Firstly, the equipment is switched on, set up, and left to monitor the room for ten minutes. Essentially, your metabolism is monitored by measuring the amount of carbon dioxide you breathe out. These measurements are then used to calculate your respiratory quotient. The technician explained it to me like this: when you're asleep, you usually breathe out a lower level of carbon dioxide, indicating that your body is metabolising your fat stores to produce energy (RQ = <0.7). When you're out and about, you'll be breathing out a higher level of carbon dioxide, indicating that you're metabolising carbohydrates (RQ= >0.7). I have a pituitary tumour which is messing with my hormones so they want to know what the heck my metabolism is actually doing. Or something.

Anyway - in order to make sure that the readings they take of the air you breathe out is accurate, the composition of the air in the room you're in has to be measured before and after the test. So I lay in bed for ten minutes, listening to it whirring happily next to me.

And then the technician returned with the rest of the equipment.

I am genuinely unspeakably ensorrowed by the fact that I didn't get a picture of me in it, but unfortunately it was early in the morning, my brain was still in first gear, and I wasn't actually allowed to move. So you'll have to use your imagination. Essentially, the rest of the equipment (the "ventilated hood") is a large goldfish bowl with a cape hanging off it, a small hole at the top, and a large pipe or two running out of it. Imagine a giant plastic medical jellyfish and you'll be on the right track.

I did find a picture of the machine all bundled up, but it doesn't look as amusing as it did once it was set up:
This piece of kit is called a GEM (Gas Exchange Measurement) ventilated hood indirect calorimeter. Snappy name, right? The GEM Nutrition website describes it as "an open circuit indirect calorimeter designed for nutritionists needing to measure energy balance and substrate turnover. The compact bedside unit measures gas exchange volumes, respiratory quotient and energy expenditure."

So now you know.

This strange contraption was connected up to the machine, and then placed over my head, at which point I understood why the nurses had double-and-triple checked with me whether or not I had claustrophobia the previous day. Then, safely ensconced in my plastic bubble, the cape was draped around me, and after checking that I wasn't freaking out and providing me with a call button, I was left.

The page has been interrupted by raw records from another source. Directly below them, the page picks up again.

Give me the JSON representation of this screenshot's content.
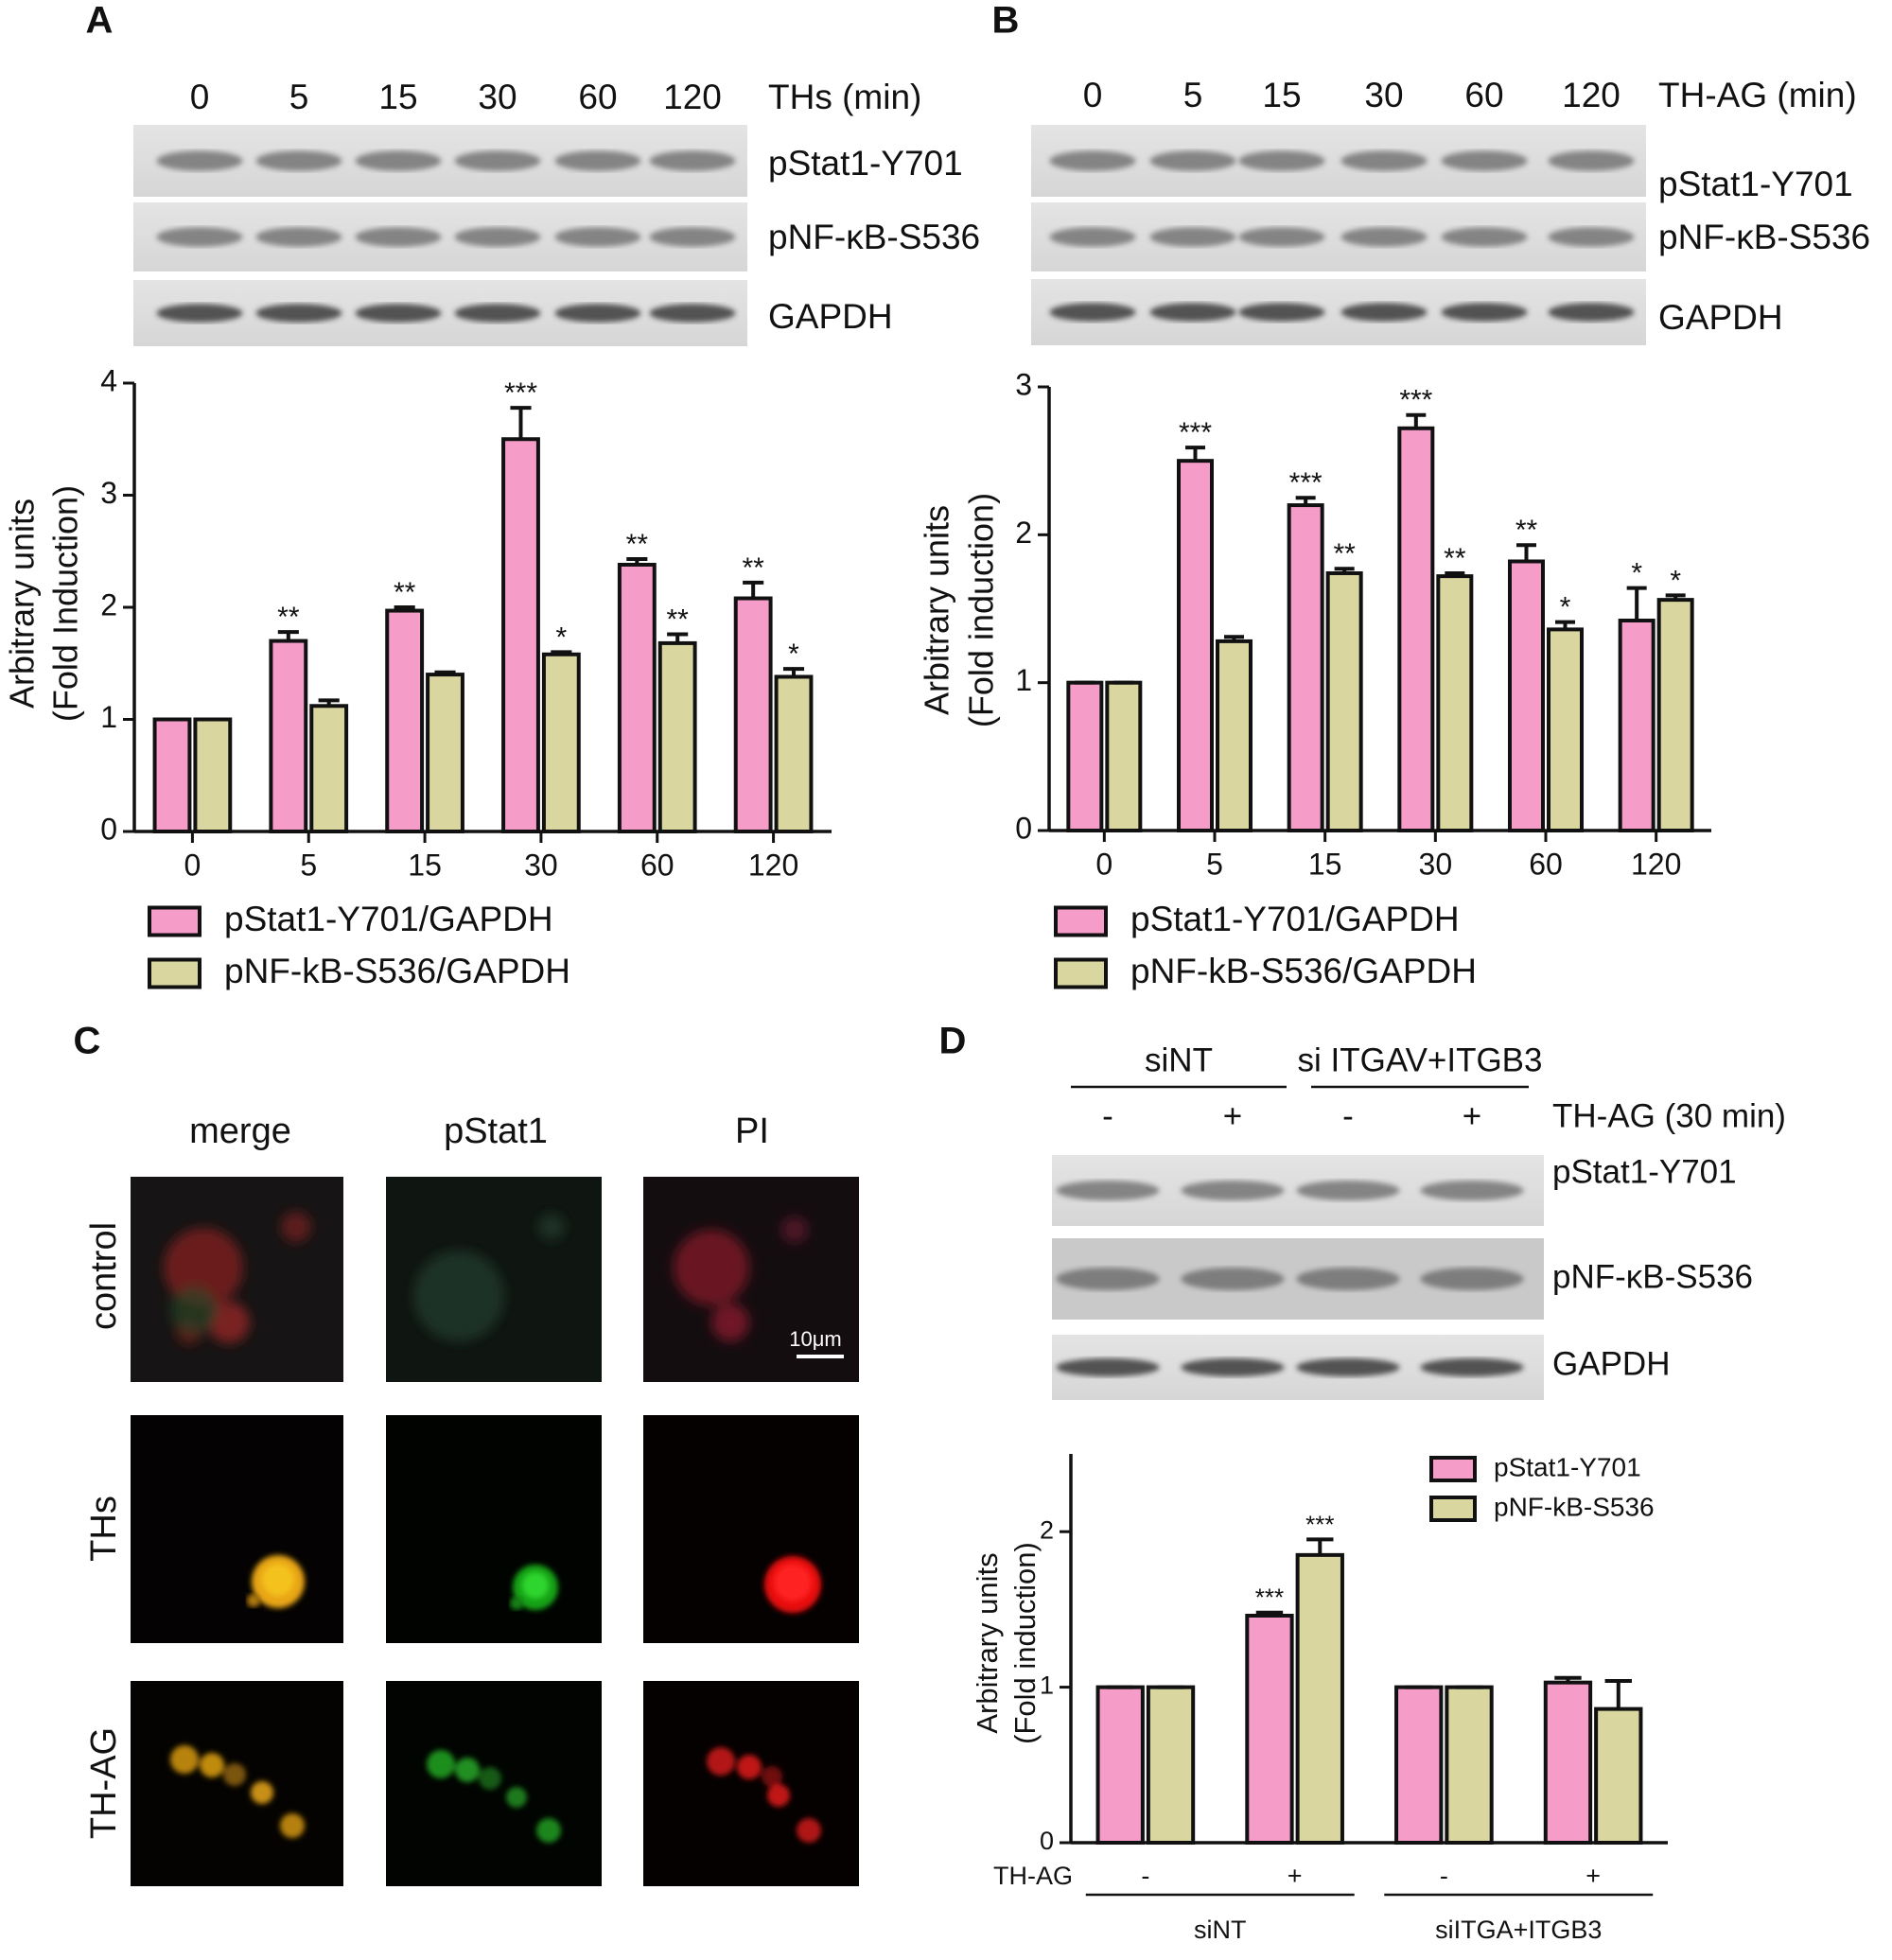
{
  "panel_labels": [
    "A",
    "B",
    "C",
    "D"
  ],
  "blot_a": {
    "lanes": [
      "0",
      "5",
      "15",
      "30",
      "60",
      "120"
    ],
    "condition": "THs (min)",
    "rows": [
      "pStat1-Y701",
      "pNF-κB-S536",
      "GAPDH"
    ]
  },
  "blot_b": {
    "lanes": [
      "0",
      "5",
      "15",
      "30",
      "60",
      "120"
    ],
    "condition": "TH-AG (min)",
    "rows": [
      "pStat1-Y701",
      "pNF-κB-S536",
      "GAPDH"
    ]
  },
  "panel_c": {
    "columns": [
      "merge",
      "pStat1",
      "PI"
    ],
    "rows": [
      "control",
      "THs",
      "TH-AG"
    ],
    "scale_bar": "10μm"
  },
  "blot_d": {
    "groups": [
      "siNT",
      "si ITGAV+ITGB3"
    ],
    "lanes": [
      "-",
      "+",
      "-",
      "+"
    ],
    "condition": "TH-AG (30 min)",
    "rows": [
      "pStat1-Y701",
      "pNF-κB-S536",
      "GAPDH"
    ]
  },
  "chart_data": [
    {
      "type": "bar",
      "ylabel": [
        "Arbitrary units",
        "(Fold Induction)"
      ],
      "categories": [
        "0",
        "5",
        "15",
        "30",
        "60",
        "120"
      ],
      "series": [
        {
          "name": "pStat1-Y701/GAPDH",
          "color": "#f59cc9",
          "values": [
            1,
            1.7,
            1.97,
            3.5,
            2.38,
            2.08
          ],
          "errors": [
            0,
            0.08,
            0.03,
            0.28,
            0.05,
            0.14
          ],
          "annotations": [
            null,
            "**",
            "**",
            "***",
            "**",
            "**"
          ]
        },
        {
          "name": "pNF-kB-S536/GAPDH",
          "color": "#d9d79f",
          "values": [
            1,
            1.12,
            1.4,
            1.58,
            1.68,
            1.38
          ],
          "errors": [
            0,
            0.05,
            0.02,
            0.02,
            0.08,
            0.07
          ],
          "annotations": [
            null,
            null,
            null,
            "*",
            "**",
            "*"
          ]
        }
      ],
      "ylim": [
        0,
        4
      ],
      "yticks": [
        0,
        1,
        2,
        3,
        4
      ],
      "legend": "bottom"
    },
    {
      "type": "bar",
      "ylabel": [
        "Arbitrary units",
        "(Fold induction)"
      ],
      "categories": [
        "0",
        "5",
        "15",
        "30",
        "60",
        "120"
      ],
      "series": [
        {
          "name": "pStat1-Y701/GAPDH",
          "color": "#f59cc9",
          "values": [
            1,
            2.5,
            2.2,
            2.72,
            1.82,
            1.42
          ],
          "errors": [
            0,
            0.09,
            0.05,
            0.09,
            0.11,
            0.22
          ],
          "annotations": [
            null,
            "***",
            "***",
            "***",
            "**",
            "*"
          ]
        },
        {
          "name": "pNF-kB-S536/GAPDH",
          "color": "#d9d79f",
          "values": [
            1,
            1.28,
            1.74,
            1.72,
            1.36,
            1.56
          ],
          "errors": [
            0,
            0.03,
            0.03,
            0.02,
            0.05,
            0.03
          ],
          "annotations": [
            null,
            null,
            "**",
            "**",
            "*",
            "*"
          ]
        }
      ],
      "ylim": [
        0,
        3
      ],
      "yticks": [
        0,
        1,
        2,
        3
      ],
      "legend": "bottom"
    },
    {
      "type": "bar",
      "ylabel": [
        "Arbitrary units",
        "(Fold induction)"
      ],
      "x_row_label": "TH-AG",
      "groups": [
        "siNT",
        "siITGA+ITGB3"
      ],
      "categories": [
        "-",
        "+",
        "-",
        "+"
      ],
      "series": [
        {
          "name": "pStat1-Y701",
          "color": "#f59cc9",
          "values": [
            1,
            1.46,
            1,
            1.03
          ],
          "errors": [
            0,
            0.02,
            0,
            0.03
          ],
          "annotations": [
            null,
            "***",
            null,
            null
          ]
        },
        {
          "name": "pNF-kB-S536",
          "color": "#d9d79f",
          "values": [
            1,
            1.85,
            1,
            0.86
          ],
          "errors": [
            0,
            0.1,
            0,
            0.18
          ],
          "annotations": [
            null,
            "***",
            null,
            null
          ]
        }
      ],
      "ylim": [
        0,
        2.5
      ],
      "yticks": [
        0,
        1,
        2
      ],
      "legend": "upper right"
    }
  ]
}
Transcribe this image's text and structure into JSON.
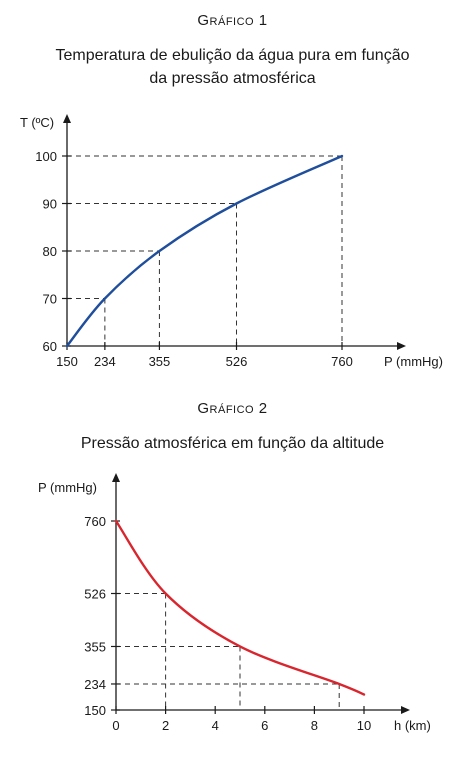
{
  "chart_data": [
    {
      "type": "line",
      "heading": "Gráfico 1",
      "title": "Temperatura de ebulição da água pura em função da pressão atmosférica",
      "title_lines": [
        "Temperatura de ebulição da água pura em função",
        "da pressão atmosférica"
      ],
      "xlabel": "P (mmHg)",
      "ylabel": "T (ºC)",
      "xticks": [
        150,
        234,
        355,
        526,
        760
      ],
      "xtick_labels": [
        "150",
        "234",
        "355",
        "526",
        "760"
      ],
      "yticks": [
        60,
        70,
        80,
        90,
        100
      ],
      "ytick_labels": [
        "60",
        "70",
        "80",
        "90",
        "100"
      ],
      "x": [
        150,
        234,
        355,
        526,
        760
      ],
      "y": [
        60,
        70,
        80,
        90,
        100
      ],
      "reference_points": [
        [
          234,
          70
        ],
        [
          355,
          80
        ],
        [
          526,
          90
        ],
        [
          760,
          100
        ]
      ],
      "line_color": "#1f4e9c",
      "grid": false
    },
    {
      "type": "line",
      "heading": "Gráfico 2",
      "title": "Pressão atmosférica em função da altitude",
      "title_lines": [
        "Pressão atmosférica em função da altitude"
      ],
      "xlabel": "h (km)",
      "ylabel": "P (mmHg)",
      "xticks": [
        0,
        2,
        4,
        6,
        8,
        10
      ],
      "xtick_labels": [
        "0",
        "2",
        "4",
        "6",
        "8",
        "10"
      ],
      "yticks": [
        150,
        234,
        355,
        526,
        760
      ],
      "ytick_labels": [
        "150",
        "234",
        "355",
        "526",
        "760"
      ],
      "x": [
        0,
        2,
        5,
        9,
        10
      ],
      "y": [
        760,
        526,
        355,
        234,
        200
      ],
      "reference_points": [
        [
          2,
          526
        ],
        [
          5,
          355
        ],
        [
          9,
          234
        ]
      ],
      "line_color": "#d9262e",
      "grid": false
    }
  ]
}
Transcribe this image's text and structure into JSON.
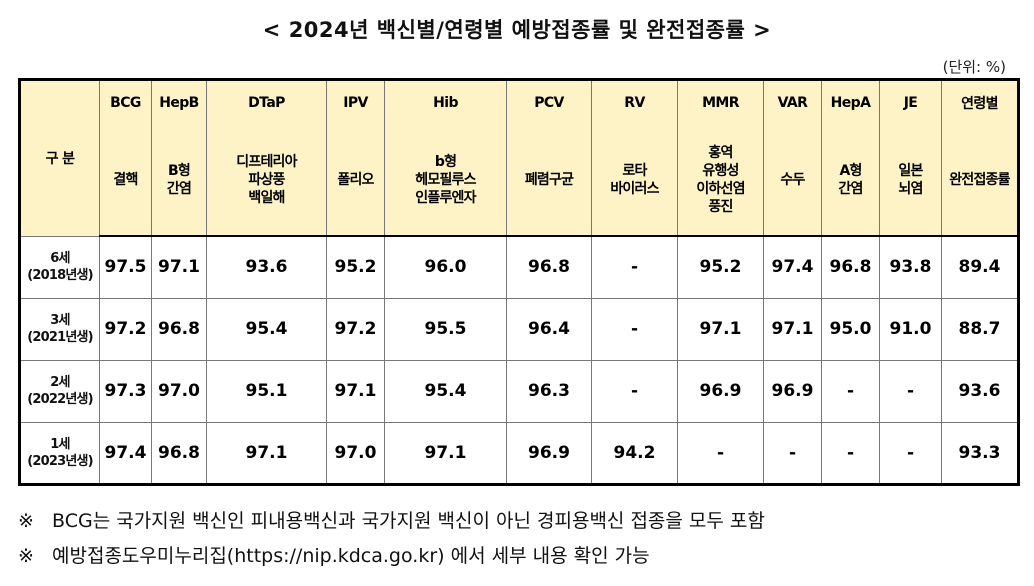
{
  "title": "< 2024년 백신별/연령별 예방접종률 및 완전접종률 >",
  "unit": "(단위: %)",
  "table": {
    "gubun": "구 분",
    "codes": [
      "BCG",
      "HepB",
      "DTaP",
      "IPV",
      "Hib",
      "PCV",
      "RV",
      "MMR",
      "VAR",
      "HepA",
      "JE",
      "연령별"
    ],
    "names": [
      "결핵",
      "B형\n간염",
      "디프테리아\n파상풍\n백일해",
      "폴리오",
      "b형\n헤모필루스\n인플루엔자",
      "폐렴구균",
      "로타\n바이러스",
      "홍역\n유행성\n이하선염\n풍진",
      "수두",
      "A형\n간염",
      "일본\n뇌염",
      "완전접종률"
    ],
    "rows": [
      {
        "age": "6세\n(2018년생)",
        "values": [
          "97.5",
          "97.1",
          "93.6",
          "95.2",
          "96.0",
          "96.8",
          "-",
          "95.2",
          "97.4",
          "96.8",
          "93.8",
          "89.4"
        ]
      },
      {
        "age": "3세\n(2021년생)",
        "values": [
          "97.2",
          "96.8",
          "95.4",
          "97.2",
          "95.5",
          "96.4",
          "-",
          "97.1",
          "97.1",
          "95.0",
          "91.0",
          "88.7"
        ]
      },
      {
        "age": "2세\n(2022년생)",
        "values": [
          "97.3",
          "97.0",
          "95.1",
          "97.1",
          "95.4",
          "96.3",
          "-",
          "96.9",
          "96.9",
          "-",
          "-",
          "93.6"
        ]
      },
      {
        "age": "1세\n(2023년생)",
        "values": [
          "97.4",
          "96.8",
          "97.1",
          "97.0",
          "97.1",
          "96.9",
          "94.2",
          "-",
          "-",
          "-",
          "-",
          "93.3"
        ]
      }
    ]
  },
  "notes": [
    {
      "mark": "※",
      "text": "BCG는 국가지원 백신인 피내용백신과 국가지원 백신이 아닌 경피용백신 접종을 모두 포함"
    },
    {
      "mark": "※",
      "text": "예방접종도우미누리집(https://nip.kdca.go.kr) 에서 세부 내용 확인 가능"
    }
  ]
}
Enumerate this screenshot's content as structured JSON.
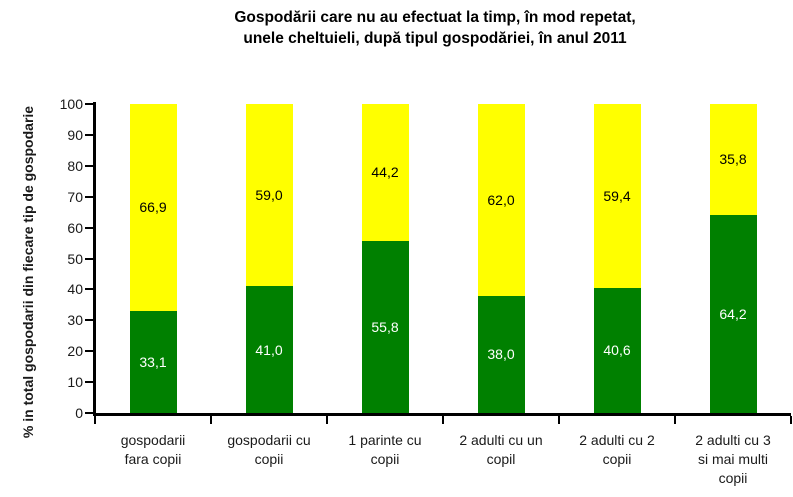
{
  "chart_data": {
    "type": "bar",
    "stacked": true,
    "title": "Gospodării care nu au efectuat la timp, în mod repetat, unele cheltuieli, după tipul gospodăriei, în anul 2011",
    "title_lines": [
      "Gospodării care nu au efectuat la timp, în mod repetat,",
      "unele cheltuieli, după tipul gospodăriei, în anul 2011"
    ],
    "ylabel": "% in total gospodarii din fiecare tip de gospodarie",
    "xlabel": "",
    "ylim": [
      0,
      100
    ],
    "yticks": [
      0,
      10,
      20,
      30,
      40,
      50,
      60,
      70,
      80,
      90,
      100
    ],
    "grid": false,
    "legend": "none",
    "categories": [
      "gospodarii fara copii",
      "gospodarii cu copii",
      "1 parinte cu copii",
      "2 adulti cu un copil",
      "2 adulti cu 2 copii",
      "2 adulti cu 3 si mai multi copii"
    ],
    "category_lines": [
      [
        "gospodarii",
        "fara copii"
      ],
      [
        "gospodarii cu",
        "copii"
      ],
      [
        "1 parinte cu",
        "copii"
      ],
      [
        "2 adulti cu un",
        "copil"
      ],
      [
        "2 adulti cu 2",
        "copii"
      ],
      [
        "2 adulti cu 3",
        "si mai multi",
        "copii"
      ]
    ],
    "series": [
      {
        "name": "green-bottom-segment",
        "color": "#008000",
        "label_color": "#ffffff",
        "values": [
          33.1,
          41.0,
          55.8,
          38.0,
          40.6,
          64.2
        ],
        "labels": [
          "33,1",
          "41,0",
          "55,8",
          "38,0",
          "40,6",
          "64,2"
        ]
      },
      {
        "name": "yellow-top-segment",
        "color": "#ffff00",
        "label_color": "#000000",
        "values": [
          66.9,
          59.0,
          44.2,
          62.0,
          59.4,
          35.8
        ],
        "labels": [
          "66,9",
          "59,0",
          "44,2",
          "62,0",
          "59,4",
          "35,8"
        ]
      }
    ],
    "axis_color": "#000000"
  }
}
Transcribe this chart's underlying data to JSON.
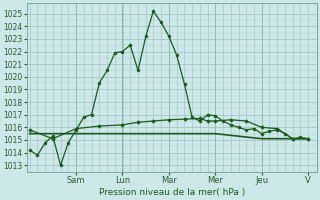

I can't actually remember whether it was for twenty minutes or half an hour, but it didn't feel like very long. I could hear my breathing inside the big clear plastic helmet, which made me feel like a very lazy astronaut. Every now and again someone popped their head around the door to make sure I was ok, but it actually felt quite relaxing. The lights were still off in the room and it was all very chilled. I tried to keep my resting energy expenditure normal.

At some point later, I was freed from my goldfish bowl prison, and the GEM calorimeter sat burbling away in the corner for another ten minutes, measuring the room's air again.

The machine comes complete with a program which shows you the results immediately, along with little graphs showing the levels of carbon dioxide you were breathing out vs. the oxygen you were breathing in, etc. This would have been pretty awesome if I had had any clue what the results meant, but sadly they have to play with them further before they can draw any actual conclusions.

My Experience of the GEM Ventilated Hood Indirect Calorimeter:

Hassle: 1/5 (all I had to do was wake up and keep breathing, which I've managed to do every day of my life so far)
Fun: 3/5
Weirdness: 5/5
Results: 3/5
Total score: 12/20
*I don't know what her official job title is, so I'm going with "technician" but I could well be extremely wrong; I just know she was neither a doctor nor a nurse.